When CUDA is unavailable (no cuda feature or no device), the same SoA buffers are processed on CPU via a user-provided closure.

§Determinism and backend selection

cpu_batch_step is replayable when:

  • SoA extraction order is deterministic for the chosen store and workload
  • the supplied CPU kernel is itself deterministic

auto_batch_step and auto_device_step do not guarantee a fixed backend across machines or runs, because backend selection depends on:

  • compile-time cuda support
  • runtime device availability
  • the RUSTSIM_BACKEND environment variable
  • CUDA failure fallback to CPU

Exact bitwise equivalence between CPU and CUDA results is not guaranteed. Floating-point behavior, execution order, and kernel implementation details may differ across backends.

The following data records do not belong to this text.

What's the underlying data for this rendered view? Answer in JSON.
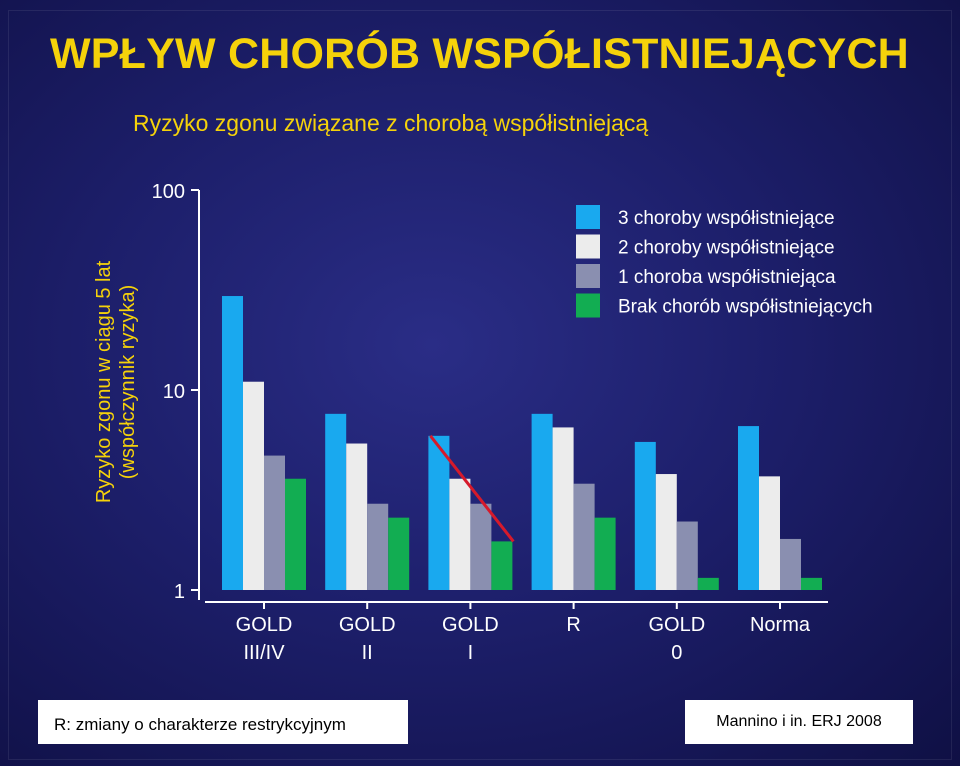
{
  "slide": {
    "title": "WPŁYW CHORÓB WSPÓŁISTNIEJĄCYCH",
    "subtitle": "Ryzyko zgonu związane z chorobą współistniejącą",
    "ylabel_line1": "Ryzyko zgonu w ciągu 5 lat",
    "ylabel_line2": "(współczynnik ryzyka)",
    "footnote": "R: zmiany o charakterze restrykcyjnym",
    "citation": "Mannino i in. ERJ 2008"
  },
  "colors": {
    "title": "#f5d20a",
    "background": "#1d1f6b",
    "trend_line": "#d61a2b"
  },
  "chart_data": {
    "type": "bar",
    "y_scale": "log",
    "ylim": [
      1,
      100
    ],
    "y_ticks": [
      "1",
      "10",
      "100"
    ],
    "grid": false,
    "legend_position": "top-right",
    "categories": [
      [
        "GOLD",
        "III/IV"
      ],
      [
        "GOLD",
        "II"
      ],
      [
        "GOLD",
        "I"
      ],
      [
        "R"
      ],
      [
        "GOLD",
        "0"
      ],
      [
        "Norma"
      ]
    ],
    "series": [
      {
        "name": "3 choroby współistniejące",
        "color": "#19a9ef",
        "values": [
          29.5,
          7.6,
          5.9,
          7.6,
          5.5,
          6.6
        ]
      },
      {
        "name": "2 choroby współistniejące",
        "color": "#ececec",
        "values": [
          11.0,
          5.4,
          3.6,
          6.5,
          3.8,
          3.7
        ]
      },
      {
        "name": "1 choroba współistniejąca",
        "color": "#8a8fb0",
        "values": [
          4.7,
          2.7,
          2.7,
          3.4,
          2.2,
          1.8
        ]
      },
      {
        "name": "Brak chorób współistniejących",
        "color": "#12ad52",
        "values": [
          3.6,
          2.3,
          1.75,
          2.3,
          1.15,
          1.15
        ]
      }
    ],
    "annotations": [
      {
        "type": "trend_line",
        "category_index": 2,
        "from_series": 0,
        "to_series": 3,
        "color": "#d61a2b"
      }
    ]
  }
}
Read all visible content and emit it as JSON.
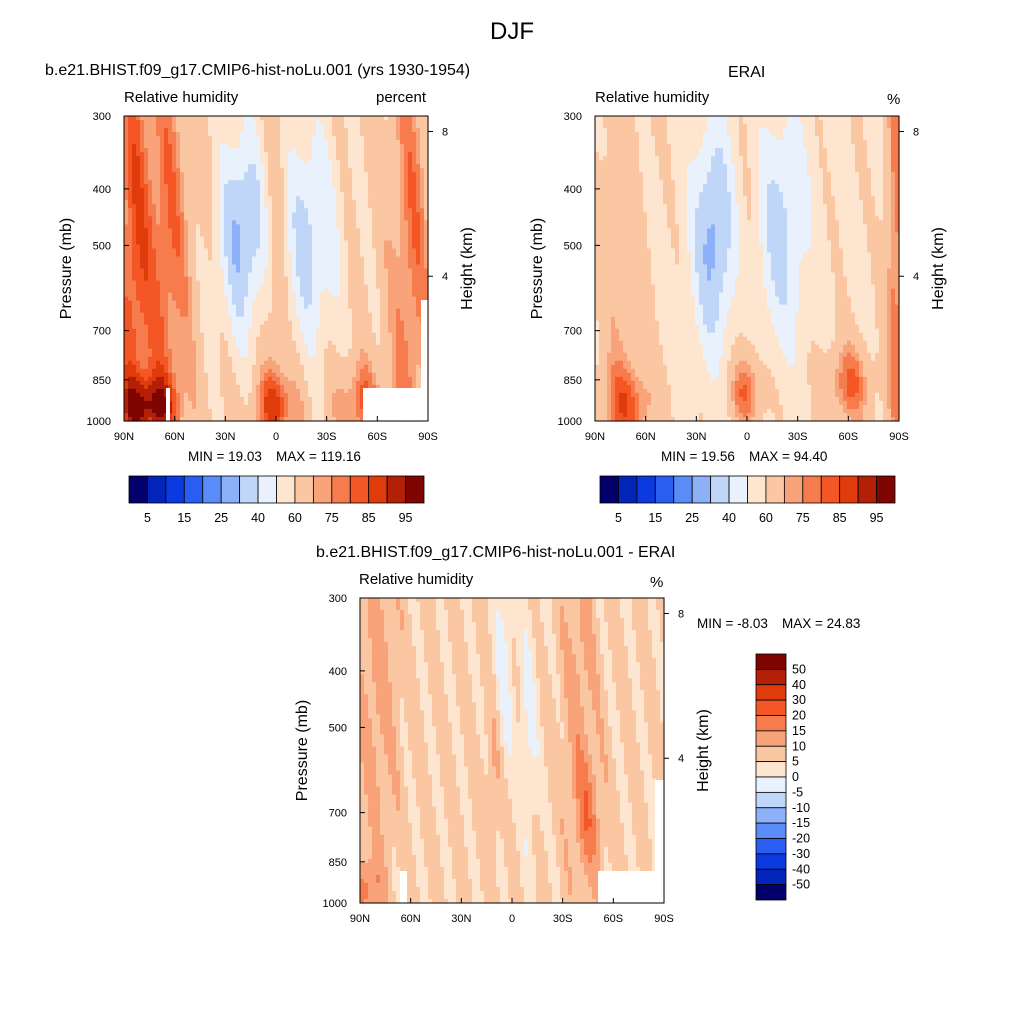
{
  "figure_title": "DJF",
  "chart_data": [
    {
      "id": "model",
      "type": "heatmap",
      "title": "b.e21.BHIST.f09_g17.CMIP6-hist-noLu.001 (yrs 1930-1954)",
      "left_label": "Relative humidity",
      "right_label": "percent",
      "xlabel": "",
      "ylabel": "Pressure (mb)",
      "ylabel_right": "Height (km)",
      "x_ticks": [
        "90N",
        "60N",
        "30N",
        "0",
        "30S",
        "60S",
        "90S"
      ],
      "y_ticks": [
        "300",
        "400",
        "500",
        "700",
        "850",
        "1000"
      ],
      "y_right_ticks": [
        "8",
        "4"
      ],
      "min_label": "MIN =  19.03",
      "max_label": "MAX = 119.16",
      "min": 19.03,
      "max": 119.16,
      "colorbar": {
        "orientation": "horizontal",
        "colors": [
          "#03006b",
          "#0324b8",
          "#0a3ae0",
          "#2a5df2",
          "#5a8cf7",
          "#8db1f9",
          "#c0d6f9",
          "#e9f2fc",
          "#fde5cf",
          "#fbc7a3",
          "#f9a37a",
          "#f67c4e",
          "#f45625",
          "#e03c0b",
          "#b31f07",
          "#7e0502"
        ],
        "labels": [
          "5",
          "15",
          "25",
          "40",
          "60",
          "75",
          "85",
          "95"
        ]
      }
    },
    {
      "id": "erai",
      "type": "heatmap",
      "title": "ERAI",
      "left_label": "Relative humidity",
      "right_label": "%",
      "xlabel": "",
      "ylabel": "Pressure (mb)",
      "ylabel_right": "Height (km)",
      "x_ticks": [
        "90N",
        "60N",
        "30N",
        "0",
        "30S",
        "60S",
        "90S"
      ],
      "y_ticks": [
        "300",
        "400",
        "500",
        "700",
        "850",
        "1000"
      ],
      "y_right_ticks": [
        "8",
        "4"
      ],
      "min_label": "MIN =  19.56",
      "max_label": "MAX =  94.40",
      "min": 19.56,
      "max": 94.4,
      "colorbar": {
        "orientation": "horizontal",
        "colors": [
          "#03006b",
          "#0324b8",
          "#0a3ae0",
          "#2a5df2",
          "#5a8cf7",
          "#8db1f9",
          "#c0d6f9",
          "#e9f2fc",
          "#fde5cf",
          "#fbc7a3",
          "#f9a37a",
          "#f67c4e",
          "#f45625",
          "#e03c0b",
          "#b31f07",
          "#7e0502"
        ],
        "labels": [
          "5",
          "15",
          "25",
          "40",
          "60",
          "75",
          "85",
          "95"
        ]
      }
    },
    {
      "id": "diff",
      "type": "heatmap",
      "title": "b.e21.BHIST.f09_g17.CMIP6-hist-noLu.001 - ERAI",
      "left_label": "Relative humidity",
      "right_label": "%",
      "xlabel": "",
      "ylabel": "Pressure (mb)",
      "ylabel_right": "Height (km)",
      "x_ticks": [
        "90N",
        "60N",
        "30N",
        "0",
        "30S",
        "60S",
        "90S"
      ],
      "y_ticks": [
        "300",
        "400",
        "500",
        "700",
        "850",
        "1000"
      ],
      "y_right_ticks": [
        "8",
        "4"
      ],
      "min_label": "MIN = -8.03",
      "max_label": "MAX =  24.83",
      "min": -8.03,
      "max": 24.83,
      "colorbar": {
        "orientation": "vertical",
        "colors": [
          "#7e0502",
          "#b31f07",
          "#e03c0b",
          "#f45625",
          "#f67c4e",
          "#f9a37a",
          "#fbc7a3",
          "#fde5cf",
          "#e9f2fc",
          "#c0d6f9",
          "#8db1f9",
          "#5a8cf7",
          "#2a5df2",
          "#0a3ae0",
          "#0324b8",
          "#03006b"
        ],
        "labels": [
          "50",
          "40",
          "30",
          "20",
          "15",
          "10",
          "5",
          "0",
          "-5",
          "-10",
          "-15",
          "-20",
          "-30",
          "-40",
          "-50"
        ]
      }
    }
  ]
}
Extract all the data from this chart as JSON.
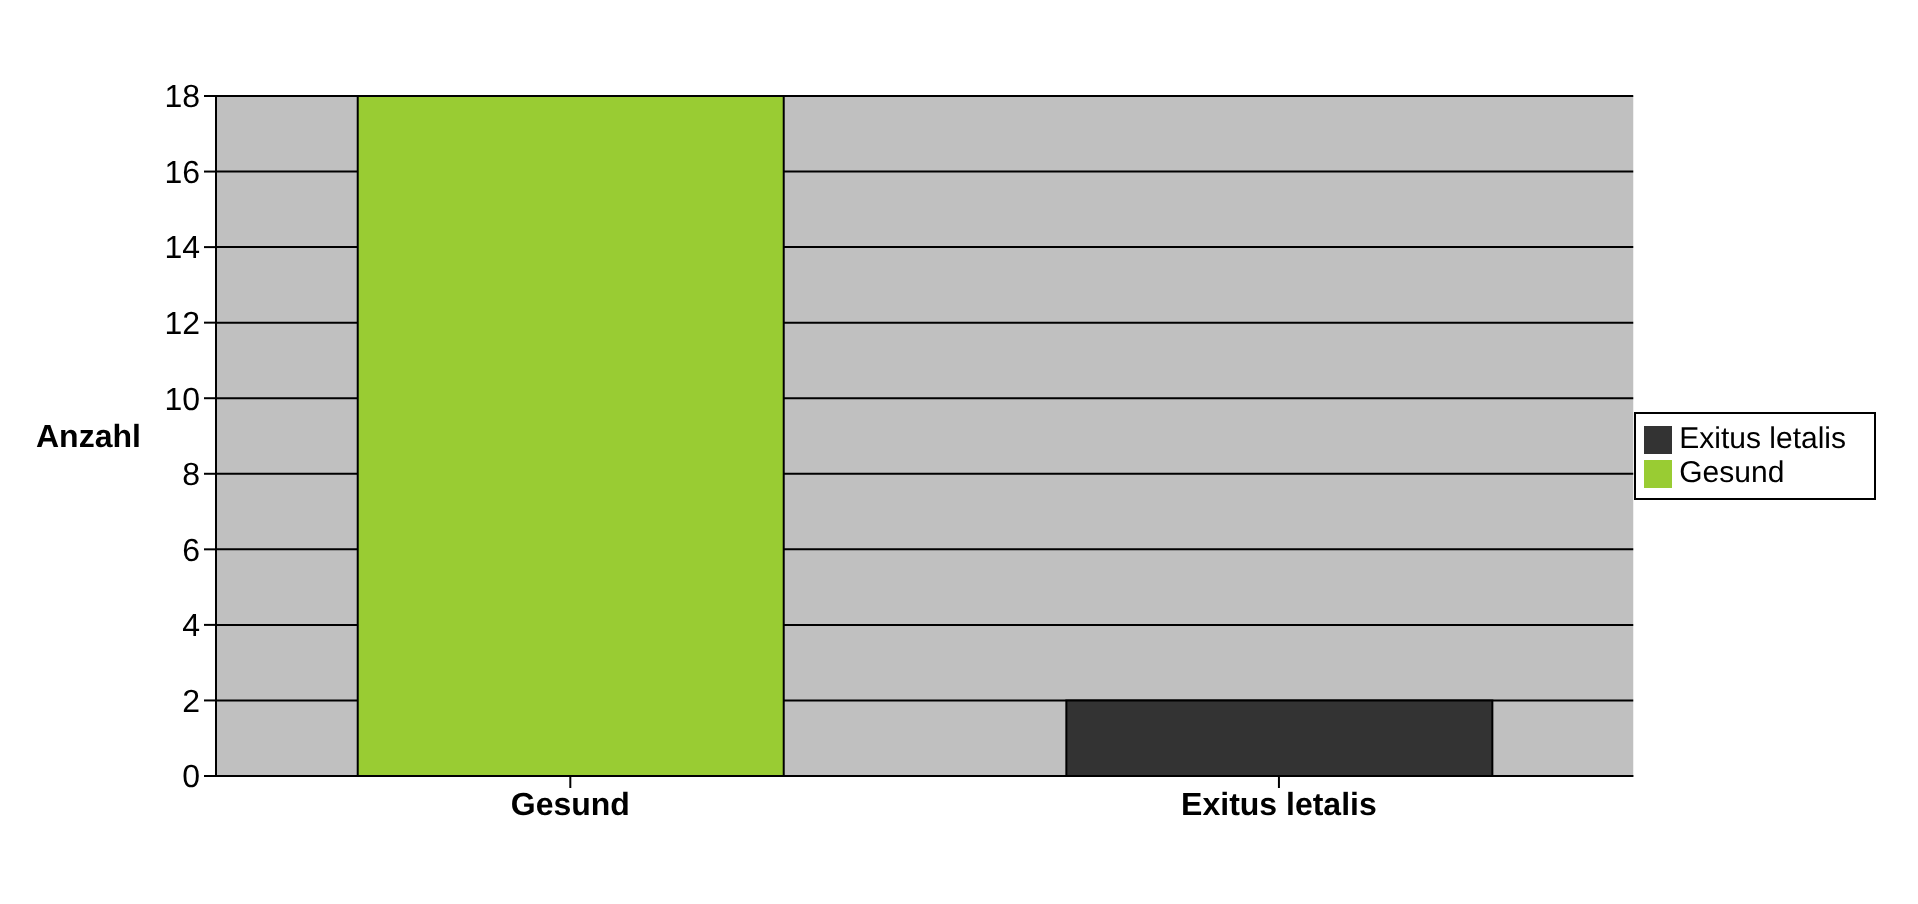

§CUDA safety and failure surfaces

The only unsafe operations in this module are CUDA kernel launches via cudarc. Those launches rely on the following invariants:

  • block_size > 0
  • the PTX kernel signature matches the launched argument tuple
  • each device buffer points to a valid uploaded SoA column
  • the kernel performs bounds checks for idx < n
  • the kernel does not read or write out of bounds

Failure surfaces are explicit Err(String) results from:

  • CUDA device initialization
  • PTX load/module lookup
  • host-to-device transfer
  • invalid launch configuration such as block_size == 0
  • unsupported SoA arity outside 1..=8
  • kernel launch / synchronization
  • device-to-host transfer

auto_batch_step and auto_device_step treat those CUDA errors as runtime fallback triggers and continue on CPU.

§Persistent Device Store

For multi-step runs, use DeviceSoaStore to avoid per-step SoA extraction overhead. This mirrors FlameGPU2’s design where agent data lives on the GPU across steps.

Structs§

AccelStepResult
Result of a GPU (or CPU-fallback) batch step.

Enums§

ComputeBackend
Represents the available compute backend.

Functions§

auto_batch_step
Automatically choose CUDA or CPU for a batch step.
auto_device_step
Step a DeviceSoaStore using CUDA or CPU.
cpu_batch_step
CPU-side batch step over SoA columns.
cpu_batch_step_f64
CPU-side batch step over f64 SoA columns.
cuda_batch_step
CUDA batch step over SoA columns.
cuda_batch_step_pinned
CUDA batch step over SoA columns using pinned host memory and dedicated non-default CUDA streams for host/device transfer overlap.
detect_backend
Probe the system for CUDA availability.